This is all i use at a wide range of temp, dont see a problems im usually at about 70 in my basement. i have had some warm ones upstairs with no problems. It will depend on what style your brewing as well. Cheers Jon
 
Nah, 72 ambient is too high, due to the fact that the beer in the bucket could be as much as 5 degrees higher or so. IMO 72 for actual beer temp is pushing it. Sounds like you need a swamp cooler. Its cheap, easy to set up and nearly impossible to screw up. Given your close ambient temp is so close to optimal temp of 66-68, you would only have to pay the smallest amount of attention to it for the first three days, then after that it can rise to room temp with no issues. The swamp cooler was without a doubt the single best thing I did for my brews.
 
Nah, 72 ambient is too high, due to the fact that the beer in the bucket could be as much as 5 degrees higher or so. IMO 72 for actual beer temp is pushing it. Sounds like you need a swamp cooler. Its cheap, easy to set up and nearly impossible to screw up. Given your close ambient temp is so close to optimal temp of 66-68, you would only have to pay the smallest amount of attention to it for the first three days, then after that it can rise to room temp with no issues. The swamp cooler was without a doubt the single best thing I did for my brews.
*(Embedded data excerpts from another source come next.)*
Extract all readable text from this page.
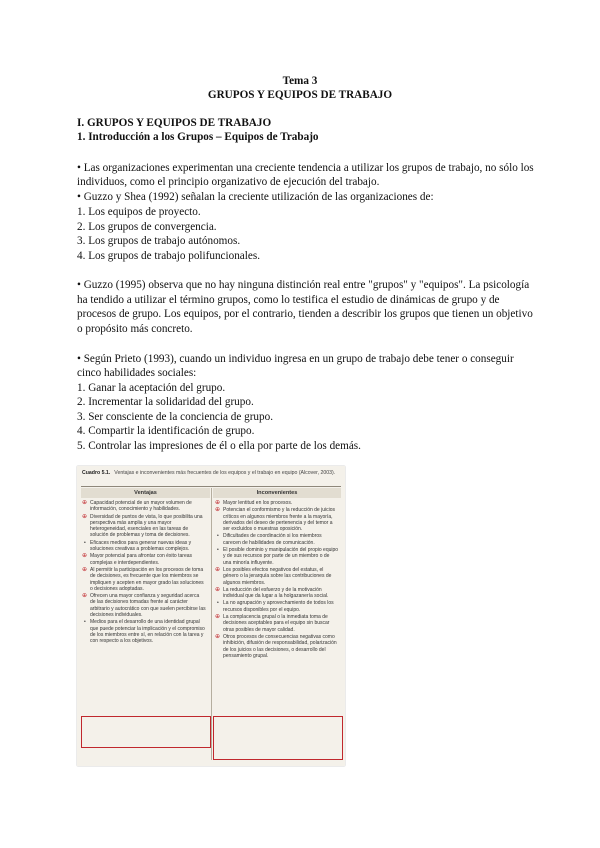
Tema 3
GRUPOS Y EQUIPOS DE TRABAJO
I. GRUPOS Y EQUIPOS DE TRABAJO
1. Introducción a los Grupos – Equipos de Trabajo
• Las organizaciones experimentan una creciente tendencia a utilizar los grupos de trabajo, no sólo los
individuos, como el principio organizativo de ejecución del trabajo.
• Guzzo y Shea (1992) señalan la creciente utilización de las organizaciones de:
1. Los equipos de proyecto.
2. Los grupos de convergencia.
3. Los grupos de trabajo autónomos.
4. Los grupos de trabajo polifuncionales.
• Guzzo (1995) observa que no hay ninguna distinción real entre "grupos" y "equipos". La psicología
ha tendido a utilizar el término grupos, como lo testifica el estudio de dinámicas de grupo y de
procesos de grupo. Los equipos, por el contrario, tienden a describir los grupos que tienen un objetivo
o propósito más concreto.
• Según Prieto (1993), cuando un individuo ingresa en un grupo de trabajo debe tener o conseguir
cinco habilidades sociales:
1. Ganar la aceptación del grupo.
2. Incrementar la solidaridad del grupo.
3. Ser consciente de la conciencia de grupo.
4. Compartir la identificación de grupo.
5. Controlar las impresiones de él o ella por parte de los demás.
Cuadro 5.1. Ventajas e inconvenientes más frecuentes de los equipos y el trabajo en equipo (Alcover, 2003).
Ventajas	Inconvenientes
⊕ Capacidad potencial de un mayor volumen de información, conocimiento y habilidades.
⊕ Diversidad de puntos de vista, lo que posibilita una perspectiva más amplia y una mayor heterogeneidad, esenciales en las tareas de solución de problemas y toma de decisiones.
• Eficaces medios para generar nuevas ideas y soluciones creativas a problemas complejos.
⊕ Mayor potencial para afrontar con éxito tareas complejas e interdependientes.
⊕ Al permitir la participación en los procesos de toma de decisiones, es frecuente que los miembros se impliquen y acepten en mayor grado las soluciones o decisiones adoptadas.
⊕ Ofrecen una mayor confianza y seguridad acerca de las decisiones tomadas frente al carácter arbitrario y autocrático con que suelen percibirse las decisiones individuales.
• Medios para el desarrollo de una identidad grupal que puede potenciar la implicación y el compromiso de los miembros entre sí, en relación con la tarea y con respecto a los objetivos.
⊕ Mayor lentitud en los procesos.
⊕ Potencian el conformismo y la reducción de juicios críticos en algunos miembros frente a la mayoría, derivados del deseo de pertenencia y del temor a ser excluidos o muestras oposición.
• Dificultades de coordinación si los miembros carecen de habilidades de comunicación.
• El posible dominio y manipulación del propio equipo y de sus recursos por parte de un miembro o de una minoría influyente.
⊕ Los posibles efectos negativos del estatus, el género o la jerarquía sobre las contribuciones de algunos miembros.
⊕ La reducción del esfuerzo y de la motivación individual que da lugar a la holgazanería social.
• La no agrupación y aprovechamiento de todos los recursos disponibles por el equipo.
⊕ La complacencia grupal o la inmediata toma de decisiones aceptables para el equipo sin buscar otras posibles de mayor calidad.
⊕ Otros procesos de consecuencias negativas como inhibición, difusión de responsabilidad, polarización de los juicios o las decisiones, o desarrollo del pensamiento grupal.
I agree, swamp cooler is so easy.

1. Get a heavy duty rubbermaid container, big enough to fit your fermentor in (mine fits 2 buckets).
2. Fill the container 2/3 with water.
3. Once you pitch your yeast put your fermentor in the water.
4. Add frozen water bottles to get the temp down to the mid to low 60's (try to make sure your wort is at 65F before you pitch your yeast, that way they won't be shocked by dropping temps in the fermentation chamber).
5. Have a fan constantly blowing air over the open container. This will increase evaporation which will also provide cooling.

I only had to change my water bottles once a day and the temp held fairly steady at 65F.
 
Use a swamp cooler and bring it down to proper fermentation temps.

I like 60-65F personally for many yeasts, but I use US-05 a lot in that range.
 
If it were me I'd get some sort of fermentation temperature control going. In fact that's exactly what I'm working on since my last beer fermented a degree or two too high and has that funny cidery taste to it.

If I can help it I'll never let another beer get above 70 again. I'd like to try to keep them around 65 while fermenting.